2) Check conditions for the procedure being used

  • Independent observations condition: It appears that this assumption is met because there is no reason to assume any clustering or grouping of responses that might create dependence in the observations. The only possible consideration is that the observations were taken from different sections and there could be some differences between the sections. However, for overall GPA this not likely to be a big issue. The only way this could create a violation here is if certain sections tended to attract students with different GPA levels (such as the 9 am section had the best/worst GPA students...).
  • Equal variance condition: There is a small difference in the range of the observations in the two groups but the standard deviations are very similar so there is no evidence that this condition is violated.
  • Similar distribution condition: Based on the side-by-side boxplots and beanplots, it appears that both groups have slightly left-skewed distributions which could be problematic for the parametric approach but the permutation approach condition is not violated since the distributions look to have fairly similar shapes.

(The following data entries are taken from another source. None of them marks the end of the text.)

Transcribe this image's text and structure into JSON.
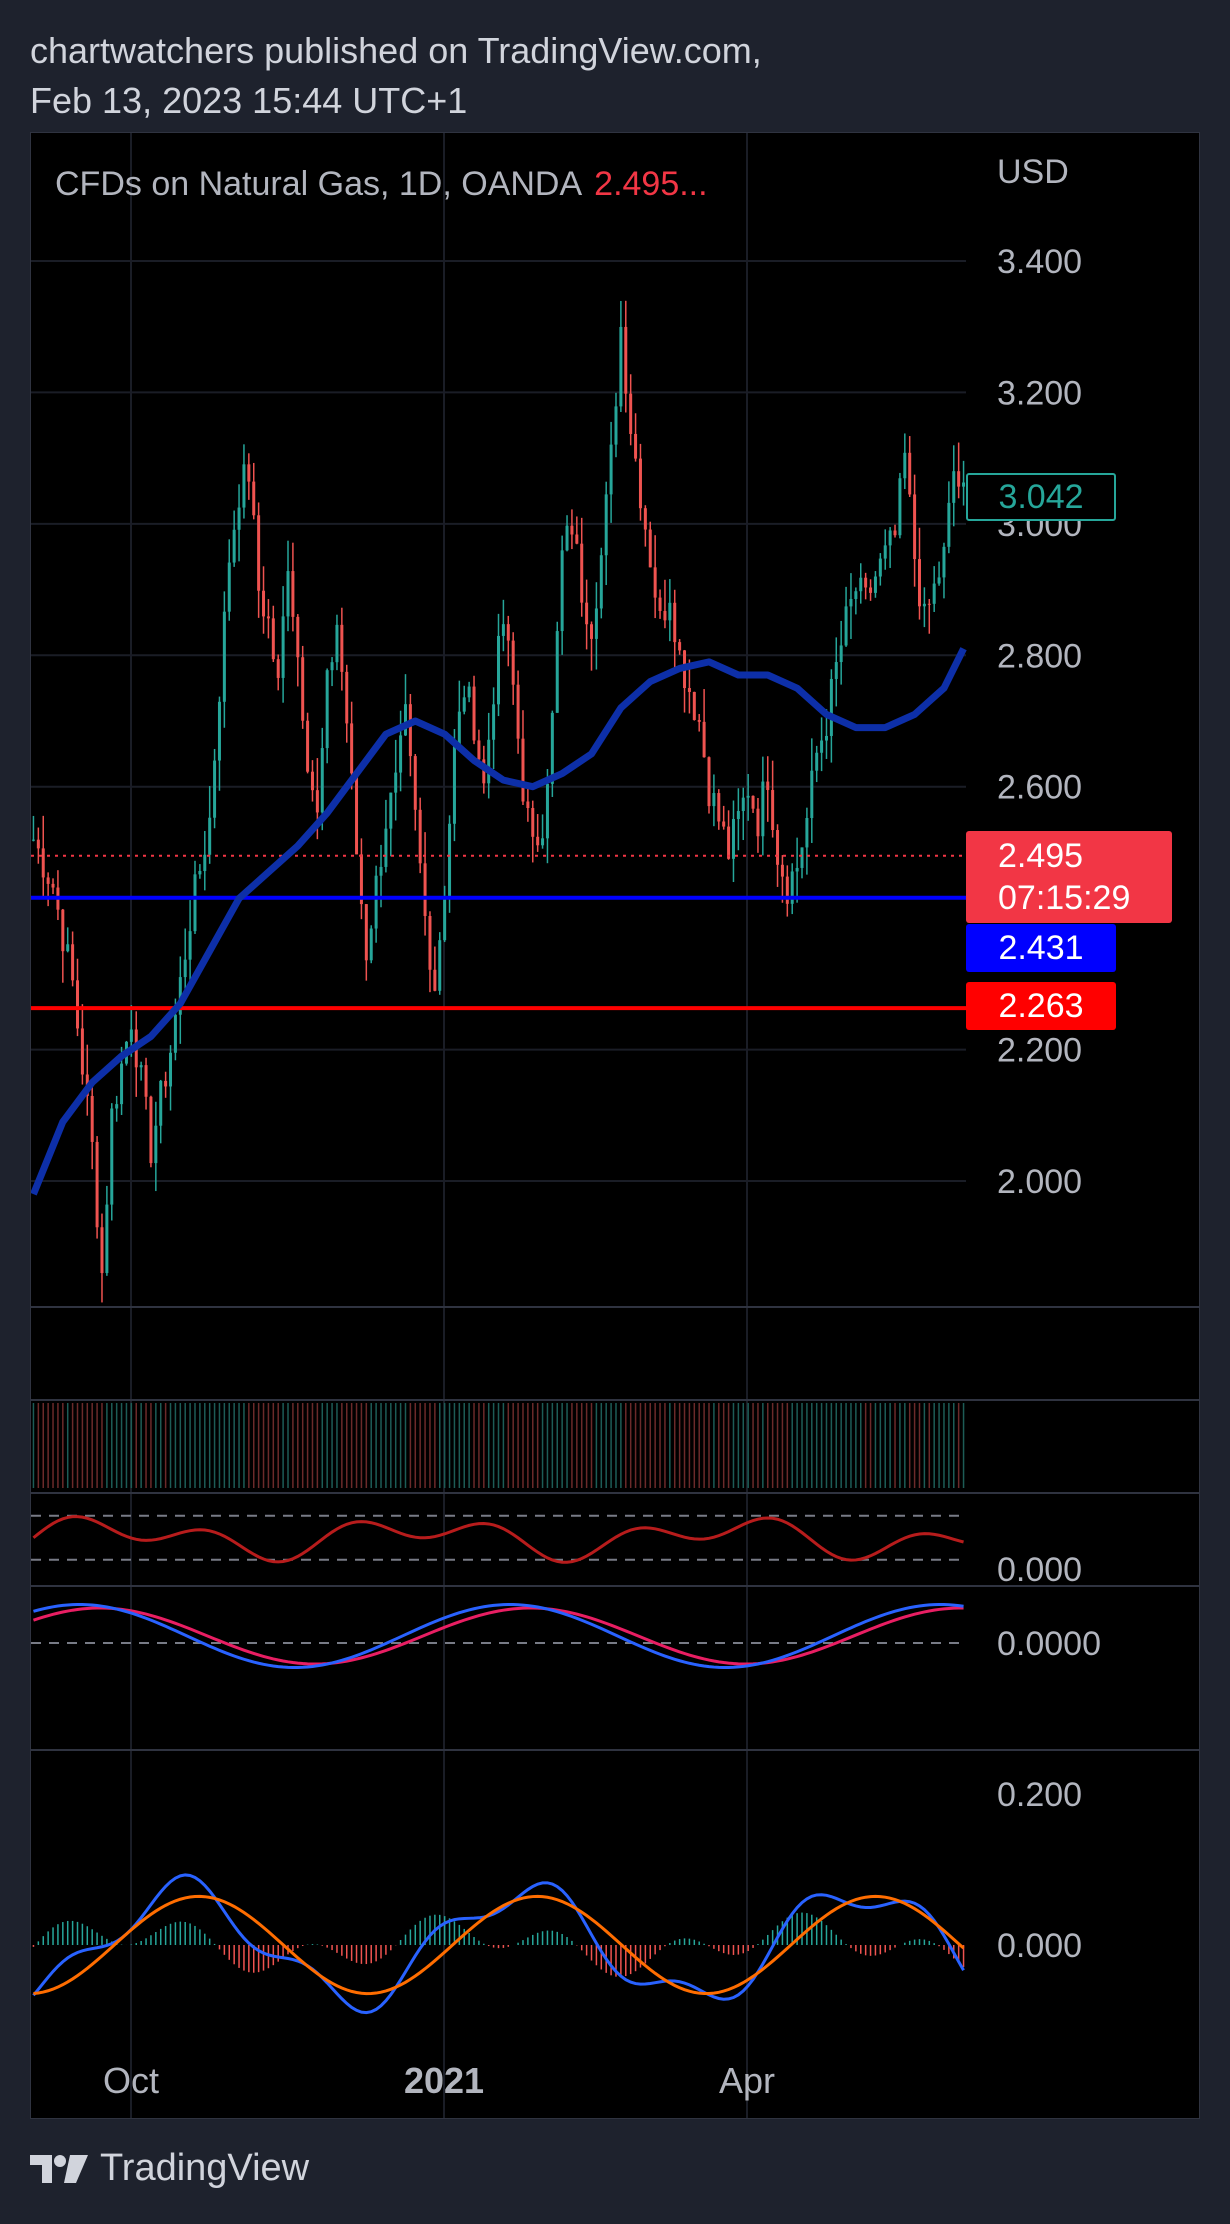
{
  "header": {
    "line1": "chartwatchers published on TradingView.com,",
    "line2": "Feb 13, 2023 15:44 UTC+1"
  },
  "symbol": {
    "title": "CFDs on Natural Gas, 1D, OANDA",
    "last_price": "2.495...",
    "currency": "USD"
  },
  "price_tags": {
    "last_close": "3.042",
    "current_price": "2.495",
    "countdown": "07:15:29",
    "blue_level": "2.431",
    "red_level": "2.263"
  },
  "footer": {
    "brand": "TradingView"
  },
  "colors": {
    "background": "#000000",
    "frame": "#1e222d",
    "up": "#26a69a",
    "down": "#ef5350",
    "ma": "#0d2fa8",
    "blue_level": "#0000ff",
    "red_level": "#ff0000",
    "price_tag": "#f23645",
    "rsi": "#b71c1c",
    "stoch_k": "#2962ff",
    "stoch_d": "#e91e63",
    "macd": "#2962ff",
    "signal": "#ff6d00"
  },
  "chart_data": {
    "type": "candlestick",
    "x_labels": [
      "Oct",
      "2021",
      "Apr"
    ],
    "price_axis": {
      "ticks": [
        "3.400",
        "3.200",
        "3.000",
        "2.800",
        "2.600",
        "2.200",
        "2.000"
      ],
      "ylim": [
        1.8,
        3.5
      ]
    },
    "horizontal_levels": [
      {
        "price": 2.495,
        "style": "dotted",
        "color": "#f23645"
      },
      {
        "price": 2.431,
        "style": "solid",
        "color": "#0000ff"
      },
      {
        "price": 2.263,
        "style": "solid",
        "color": "#ff0000"
      }
    ],
    "moving_average": {
      "points": [
        [
          0,
          1.98
        ],
        [
          6,
          2.09
        ],
        [
          12,
          2.15
        ],
        [
          18,
          2.19
        ],
        [
          24,
          2.22
        ],
        [
          30,
          2.27
        ],
        [
          36,
          2.35
        ],
        [
          42,
          2.43
        ],
        [
          48,
          2.47
        ],
        [
          54,
          2.51
        ],
        [
          60,
          2.56
        ],
        [
          66,
          2.62
        ],
        [
          72,
          2.68
        ],
        [
          78,
          2.7
        ],
        [
          84,
          2.68
        ],
        [
          90,
          2.64
        ],
        [
          96,
          2.61
        ],
        [
          102,
          2.6
        ],
        [
          108,
          2.62
        ],
        [
          114,
          2.65
        ],
        [
          120,
          2.72
        ],
        [
          126,
          2.76
        ],
        [
          132,
          2.78
        ],
        [
          138,
          2.79
        ],
        [
          144,
          2.77
        ],
        [
          150,
          2.77
        ],
        [
          156,
          2.75
        ],
        [
          162,
          2.71
        ],
        [
          168,
          2.69
        ],
        [
          174,
          2.69
        ],
        [
          180,
          2.71
        ],
        [
          186,
          2.75
        ],
        [
          190,
          2.81
        ]
      ]
    },
    "ohlc_close_path": [
      [
        0,
        2.52
      ],
      [
        4,
        2.45
      ],
      [
        8,
        2.3
      ],
      [
        12,
        2.05
      ],
      [
        14,
        1.86
      ],
      [
        16,
        2.1
      ],
      [
        20,
        2.25
      ],
      [
        24,
        2.05
      ],
      [
        28,
        2.2
      ],
      [
        32,
        2.4
      ],
      [
        36,
        2.55
      ],
      [
        38,
        2.75
      ],
      [
        40,
        2.95
      ],
      [
        42,
        3.05
      ],
      [
        44,
        3.08
      ],
      [
        46,
        2.9
      ],
      [
        48,
        2.85
      ],
      [
        50,
        2.75
      ],
      [
        52,
        2.95
      ],
      [
        54,
        2.8
      ],
      [
        56,
        2.65
      ],
      [
        58,
        2.55
      ],
      [
        60,
        2.75
      ],
      [
        62,
        2.85
      ],
      [
        64,
        2.7
      ],
      [
        66,
        2.5
      ],
      [
        68,
        2.35
      ],
      [
        70,
        2.45
      ],
      [
        72,
        2.55
      ],
      [
        74,
        2.6
      ],
      [
        76,
        2.7
      ],
      [
        78,
        2.55
      ],
      [
        80,
        2.4
      ],
      [
        82,
        2.3
      ],
      [
        84,
        2.45
      ],
      [
        86,
        2.65
      ],
      [
        88,
        2.75
      ],
      [
        90,
        2.7
      ],
      [
        92,
        2.6
      ],
      [
        94,
        2.75
      ],
      [
        96,
        2.85
      ],
      [
        98,
        2.75
      ],
      [
        100,
        2.6
      ],
      [
        102,
        2.5
      ],
      [
        104,
        2.55
      ],
      [
        106,
        2.7
      ],
      [
        108,
        2.95
      ],
      [
        110,
        3.0
      ],
      [
        112,
        2.9
      ],
      [
        114,
        2.85
      ],
      [
        116,
        2.95
      ],
      [
        118,
        3.1
      ],
      [
        120,
        3.3
      ],
      [
        122,
        3.15
      ],
      [
        124,
        3.05
      ],
      [
        126,
        2.95
      ],
      [
        128,
        2.85
      ],
      [
        130,
        2.9
      ],
      [
        132,
        2.8
      ],
      [
        134,
        2.75
      ],
      [
        136,
        2.7
      ],
      [
        138,
        2.6
      ],
      [
        140,
        2.55
      ],
      [
        142,
        2.5
      ],
      [
        144,
        2.55
      ],
      [
        146,
        2.6
      ],
      [
        148,
        2.55
      ],
      [
        150,
        2.62
      ],
      [
        152,
        2.5
      ],
      [
        154,
        2.45
      ],
      [
        156,
        2.48
      ],
      [
        158,
        2.55
      ],
      [
        160,
        2.65
      ],
      [
        162,
        2.7
      ],
      [
        164,
        2.78
      ],
      [
        166,
        2.85
      ],
      [
        168,
        2.9
      ],
      [
        170,
        2.88
      ],
      [
        172,
        2.92
      ],
      [
        174,
        2.95
      ],
      [
        176,
        2.98
      ],
      [
        178,
        3.1
      ],
      [
        180,
        2.95
      ],
      [
        182,
        2.85
      ],
      [
        184,
        2.9
      ],
      [
        186,
        2.95
      ],
      [
        188,
        3.08
      ],
      [
        190,
        3.04
      ]
    ],
    "indicators": {
      "rsi_axis_label": "0.000",
      "stochastic_axis_label": "0.0000",
      "macd_axis_ticks": [
        "0.200",
        "0.000"
      ]
    }
  }
}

3) Find the value of the appropriate test statistic

  • T=2.69 from the previous R output

4) Find the p-value

  • •p-value=0.012 from the permutation distribution results.
  • •This means that there is about a 1.2% chance we would observe a difference in mean GPA (female-male or male-female) of 0.25 points or more if there in fact no difference in true mean GPA between females and males in STAT 217 in a particular semester.

5) Decision

  • •Since the p-value is "small" (a priori 5% significance level selected), we can reject the null hypothesis.

6) Conclusion and scope of inference, specific to the problem

  • •There is evidence against the null hypothesis of no difference in the true mean GPA between males and females for the STAT 217 students in this semester and so we conclude that there is evidence of a difference in the mean GPAs between males and females.
  • •Because this was not a randomized experiment, we can't say that the difference in sex causes the difference in mean GPA and because it was not a random sample from a larger population, our inferences only pertain the STAT 217 students that responded to the survey in that semester.